HICSS-45 DISTINGUISHED LECTURE
Friday, January 6
12:45 Haleakala Ballroom
Grand Wailea, Maui

Apache Hadoop and the Big Data Revolution


Dr. Doug Cutting, Cloudera Architect
Co-founder Apache Hadoop

Doug Cutting is an advocate and creator of open-source search technology. He originated Lucene and Nutch, the latter with Mike Cafarella, both open-source search technology projects that are now managed through the Apache Software Foundation, of which he is currently chairman. He also is Architect of Cloudera.

Mr Cutting holds a bachelor's degree from Stanford University. Prior to developing Lucene, he held search technology positions at Excite, Apple Inc. and Xerox PARC. Lucene, a search indexer, and Nutch, a web crawler, are two key components of an open-source search platform, which first crawls the Web for content, and then structures it into a searchable index.

Cutting's contributions to these two projects extended the concepts and capabilities of general open-source software projects such as Linux and MySQL into the important vertical domain of search. While it is difficult to track the total number of installations of these platforms, public announcements of the use of Lucene and its direct descendant Soir by various venture-backed startups indicate a significant level of adoption. Perhaps the most significant deployment of Lucene is Wikipedia, where it powers search for the entire site.
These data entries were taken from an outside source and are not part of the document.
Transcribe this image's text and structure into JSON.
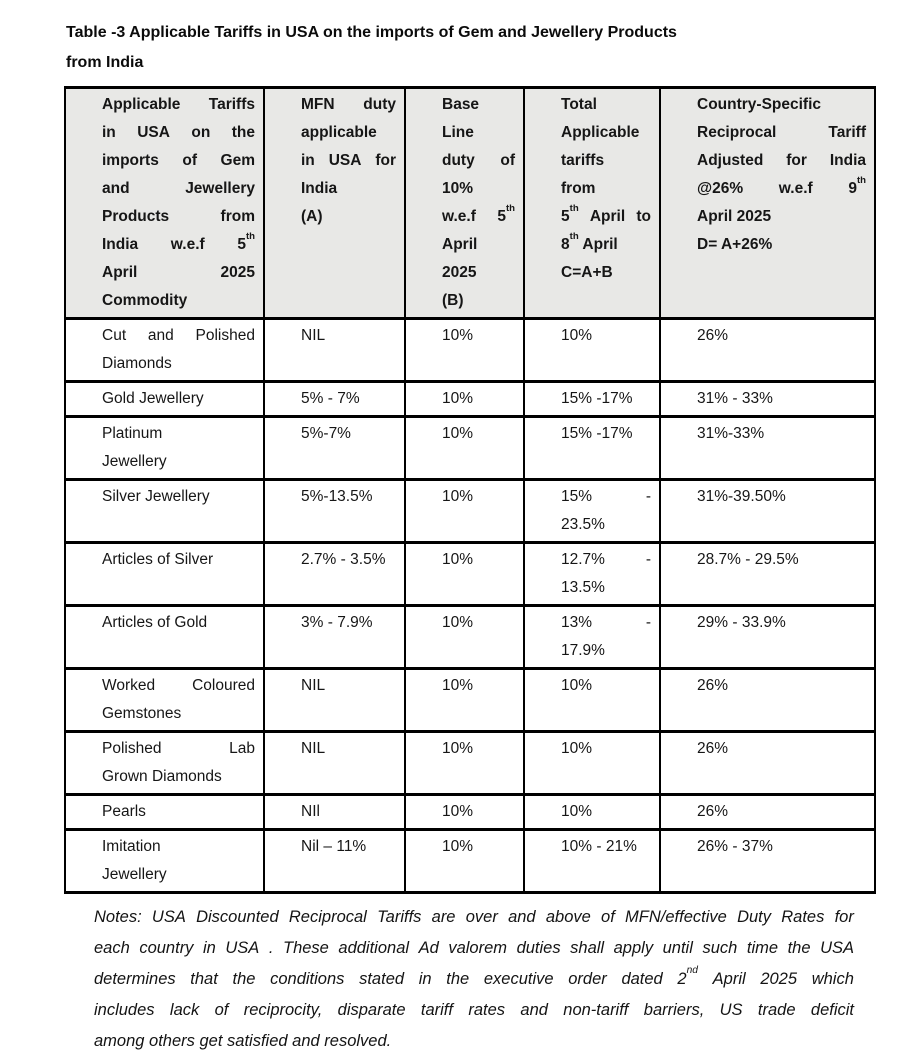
{
  "document": {
    "title": "Table -3 Applicable Tariffs in USA on the imports of Gem and Jewellery Products\nfrom India"
  },
  "table": {
    "header": [
      {
        "name": "commodity",
        "paragraphs": [
          "Applicable Tariffs\nin USA on the\nimports of Gem\nand Jewellery\nProducts from\nIndia w.e.f 5^{th}\nApril 2025\nCommodity"
        ]
      },
      {
        "name": "mfn-duty",
        "paragraphs": [
          "MFN duty\napplicable\nin USA for\nIndia",
          "(A)"
        ]
      },
      {
        "name": "base-line-duty",
        "paragraphs": [
          "Base\nLine\nduty of\n10%\nw.e.f 5^{th}\nApril\n2025",
          "(B)"
        ]
      },
      {
        "name": "total-applicable",
        "paragraphs": [
          "Total\nApplicable\ntariffs\nfrom\n5^{th} April to\n8^{th} April",
          "C=A+B"
        ]
      },
      {
        "name": "reciprocal-tariff",
        "paragraphs": [
          "Country-Specific\nReciprocal Tariff\nAdjusted for India\n@26% w.e.f 9^{th}\nApril 2025",
          "D= A+26%"
        ]
      }
    ],
    "rows": [
      [
        "Cut and Polished\nDiamonds",
        "NIL",
        "10%",
        "10%",
        "26%"
      ],
      [
        "Gold Jewellery",
        "5% - 7%",
        "10%",
        "15% -17%",
        "31% - 33%"
      ],
      [
        "Platinum\nJewellery",
        "5%-7%",
        "10%",
        "15% -17%",
        "31%-33%"
      ],
      [
        "Silver Jewellery",
        "5%-13.5%",
        "10%",
        "15% -\n23.5%",
        "31%-39.50%"
      ],
      [
        "Articles of Silver",
        "2.7% - 3.5%",
        "10%",
        "12.7% -\n13.5%",
        "28.7% - 29.5%"
      ],
      [
        "Articles of Gold",
        "3% - 7.9%",
        "10%",
        "13% -\n17.9%",
        "29% - 33.9%"
      ],
      [
        "Worked Coloured\nGemstones",
        "NIL",
        "10%",
        "10%",
        "26%"
      ],
      [
        "Polished Lab\nGrown Diamonds",
        "NIL",
        "10%",
        "10%",
        "26%"
      ],
      [
        "Pearls",
        "NIl",
        "10%",
        "10%",
        "26%"
      ],
      [
        "Imitation\nJewellery",
        "Nil – 11%",
        "10%",
        "10% - 21%",
        "26% - 37%"
      ]
    ]
  },
  "notes": "Notes: USA Discounted Reciprocal Tariffs are over and above of MFN/effective Duty Rates for\neach country in USA . These additional Ad valorem duties shall apply until such time the USA\ndetermines that the conditions stated in the executive order dated 2^{nd} April 2025 which\nincludes lack of reciprocity, disparate tariff rates and non-tariff barriers, US trade deficit\namong others get satisfied and resolved.",
  "colors": {
    "header_bg": "#e8e8e6",
    "border": "#000000",
    "text": "#161616"
  }
}
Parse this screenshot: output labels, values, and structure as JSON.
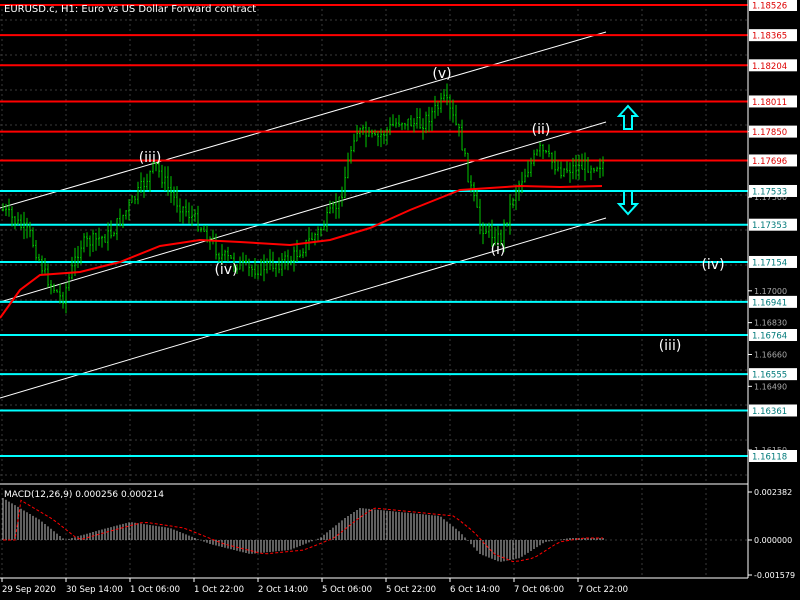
{
  "header": {
    "title": "EURUSD.c, H1:  Euro vs US Dollar Forward contract"
  },
  "colors": {
    "background": "#000000",
    "grid": "#3a3a3a",
    "candle": "#00c800",
    "resistance": "#ff0000",
    "support": "#00ffff",
    "ma": "#ff0000",
    "channel": "#ffffff",
    "macd_hist": "#c0c0c0",
    "macd_signal": "#ff0000",
    "axis_text": "#ffffff"
  },
  "main_axis": {
    "price_ticks": [
      "1.17850",
      "1.17500",
      "1.17000",
      "1.16830",
      "1.16660",
      "1.16490",
      "1.16150"
    ]
  },
  "levels": {
    "resistance": [
      "1.18526",
      "1.18365",
      "1.18204",
      "1.18011",
      "1.17850",
      "1.17696"
    ],
    "support": [
      "1.17533",
      "1.17353",
      "1.17154",
      "1.16941",
      "1.16764",
      "1.16555",
      "1.16361",
      "1.16118"
    ]
  },
  "wave_labels": [
    {
      "text": "(v)"
    },
    {
      "text": "(iii)"
    },
    {
      "text": "(iv)"
    },
    {
      "text": "(ii)"
    },
    {
      "text": "(i)"
    },
    {
      "text": "(iv)"
    },
    {
      "text": "(iii)"
    }
  ],
  "arrows": [
    {
      "name": "up-arrow-icon",
      "direction": "up"
    },
    {
      "name": "down-arrow-icon",
      "direction": "down"
    }
  ],
  "macd": {
    "title": "MACD(12,26,9) 0.000256 0.000214",
    "ticks": [
      "0.002382",
      "0.000000",
      "-0.001579"
    ]
  },
  "time_axis": {
    "labels": [
      "29 Sep 2020",
      "30 Sep 14:00",
      "1 Oct 06:00",
      "1 Oct 22:00",
      "2 Oct 14:00",
      "5 Oct 06:00",
      "5 Oct 22:00",
      "6 Oct 14:00",
      "7 Oct 06:00",
      "7 Oct 22:00"
    ]
  }
}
In December 2004, Google Labs published a paper on the MapReduce algorithm, which allows very large-scale computations to be trivially parallelized across large clusters of servers. Cutting realized the importance of this paper to extending Lucene into the realm of extremely large (web-scale) search problems, and created the open-source Hadoop framework that allows applications based on the MapReduce paradigm to be run on large clusters of commodity hardware. Cutting was an employee of Yahoo! when he started the Hadoop project.

Abstract

For decades, as computing hardware has improved, the affordable amount of data processing and storage has increased exponentially. Software that takes advantage of this increase has lagged, creating a large gap between the raw capacity that folks could afford, and what they can actually use. In late 2003, Google began describing its approach to fill this gap. Soon after, a colleague and I began commoditizing Google's approach through an open-source implementation called Apache Hadoop. Now a data revolution is in full bloom as institutions are able to save and productively use vastly larger amounts of data.